Big Data are messy data, available data not random samples, observational data not experiments, available data not measurements of underlying constructs of interest. To make relevant inferences from big data, we need to extrapolate from sample to population, from control to treatment group, and from measurements to latent variables. All these steps require modeling.

At a more technical level, each of these steps should be more effective if we adjust for more factors, but models that adjust for lots of factors are hard to estimate, and we need (a) regularization to get more stable estimates (and in turn to allow us to adjust for more factors, and (b) modeling of latent variables. Bayesian inference in Stan can do these things. And our next step is Bayesian workflow, building up models from simple to complex and tracking how these work on data as we do it.

So somebody please give me 10 million dollars.


  1. Z says:

    “So somebody please give me 10 million dollars.”

    Is that a joke about how much tech people get paid, or does Stan need more funding? (or a little from column A, a little from column B?)

    • Dan Simpson says:

      Stan always needs more funding! It’s like a gas that expands to consume any available funding. (Or, more seriously, the limiting factor with how fast and how broadly Stan can grow is mainly around who is able to work on it. Funding buys people hours and postdocs and PhD students. Not just at Columbia, but also everywhere else that a StanDev is working.)

    • No joke. No, we don’t “need” more funding. At least for the people working at Columbia, our funding’s secure for the usual horizon—two to three years. Longer than that’s pretty much impossible to guarantee on soft money positions, which is why a large endowment to provide security would be so helpful in hiring.

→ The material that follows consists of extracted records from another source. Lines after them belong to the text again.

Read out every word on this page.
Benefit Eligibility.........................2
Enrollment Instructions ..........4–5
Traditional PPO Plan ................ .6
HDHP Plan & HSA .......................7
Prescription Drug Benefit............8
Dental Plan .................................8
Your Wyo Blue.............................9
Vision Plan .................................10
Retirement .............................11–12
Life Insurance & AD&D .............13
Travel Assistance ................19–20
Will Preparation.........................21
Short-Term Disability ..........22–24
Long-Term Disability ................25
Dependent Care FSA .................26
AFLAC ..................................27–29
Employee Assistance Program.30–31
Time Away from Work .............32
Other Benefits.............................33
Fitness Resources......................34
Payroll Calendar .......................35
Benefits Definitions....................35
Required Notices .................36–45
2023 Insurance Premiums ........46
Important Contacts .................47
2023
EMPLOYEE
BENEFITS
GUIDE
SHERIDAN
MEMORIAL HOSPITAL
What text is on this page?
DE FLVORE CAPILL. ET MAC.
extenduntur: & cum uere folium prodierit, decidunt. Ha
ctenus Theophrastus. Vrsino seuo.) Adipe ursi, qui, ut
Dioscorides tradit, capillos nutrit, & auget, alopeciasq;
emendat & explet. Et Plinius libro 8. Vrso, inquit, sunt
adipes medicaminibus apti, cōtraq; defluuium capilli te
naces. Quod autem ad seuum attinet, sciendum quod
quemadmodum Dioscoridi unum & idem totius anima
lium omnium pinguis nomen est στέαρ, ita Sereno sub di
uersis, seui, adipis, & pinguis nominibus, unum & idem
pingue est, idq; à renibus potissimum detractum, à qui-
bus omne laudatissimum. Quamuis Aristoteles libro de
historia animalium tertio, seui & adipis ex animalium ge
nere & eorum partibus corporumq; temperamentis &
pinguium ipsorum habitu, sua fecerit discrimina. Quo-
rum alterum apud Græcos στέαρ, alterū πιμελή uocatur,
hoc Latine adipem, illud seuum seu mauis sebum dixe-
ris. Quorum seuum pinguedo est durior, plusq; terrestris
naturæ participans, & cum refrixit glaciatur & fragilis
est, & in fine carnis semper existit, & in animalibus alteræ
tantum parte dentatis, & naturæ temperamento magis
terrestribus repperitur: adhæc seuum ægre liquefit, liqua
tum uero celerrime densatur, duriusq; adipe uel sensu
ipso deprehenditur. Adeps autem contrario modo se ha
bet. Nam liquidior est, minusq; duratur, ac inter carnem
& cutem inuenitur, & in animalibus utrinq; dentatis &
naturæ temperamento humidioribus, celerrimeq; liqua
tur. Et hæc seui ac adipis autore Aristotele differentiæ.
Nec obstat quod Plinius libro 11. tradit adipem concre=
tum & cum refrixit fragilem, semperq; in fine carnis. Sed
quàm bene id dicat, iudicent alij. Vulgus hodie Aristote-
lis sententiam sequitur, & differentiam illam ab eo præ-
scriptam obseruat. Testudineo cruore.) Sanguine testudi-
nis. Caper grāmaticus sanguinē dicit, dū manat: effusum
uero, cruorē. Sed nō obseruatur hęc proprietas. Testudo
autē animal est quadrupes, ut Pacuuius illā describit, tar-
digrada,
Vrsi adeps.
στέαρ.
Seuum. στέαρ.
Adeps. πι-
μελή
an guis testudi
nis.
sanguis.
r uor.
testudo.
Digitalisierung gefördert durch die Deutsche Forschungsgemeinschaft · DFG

No, we don’t get paid a ton—those of us from industry took pay cuts to work at Columbia (but we like the team, flexibility, and university environment).

      If someone donated $10M, we’d pretty much have to start our own foundation rather than going through Columbia or NumFOCUS if we didn’t want a lot shaved off the top and wanted complete control for the project to spend it. And we’d use it to do things like pay for testing infrastructure, more tutorial outreach, and salaries and salary long-term guarantees for developers. And of course, legal costs, because now we’d be running our own foundation.

  2. Dan Simpson says:

    That’s the best program grant application I’ve read in a while.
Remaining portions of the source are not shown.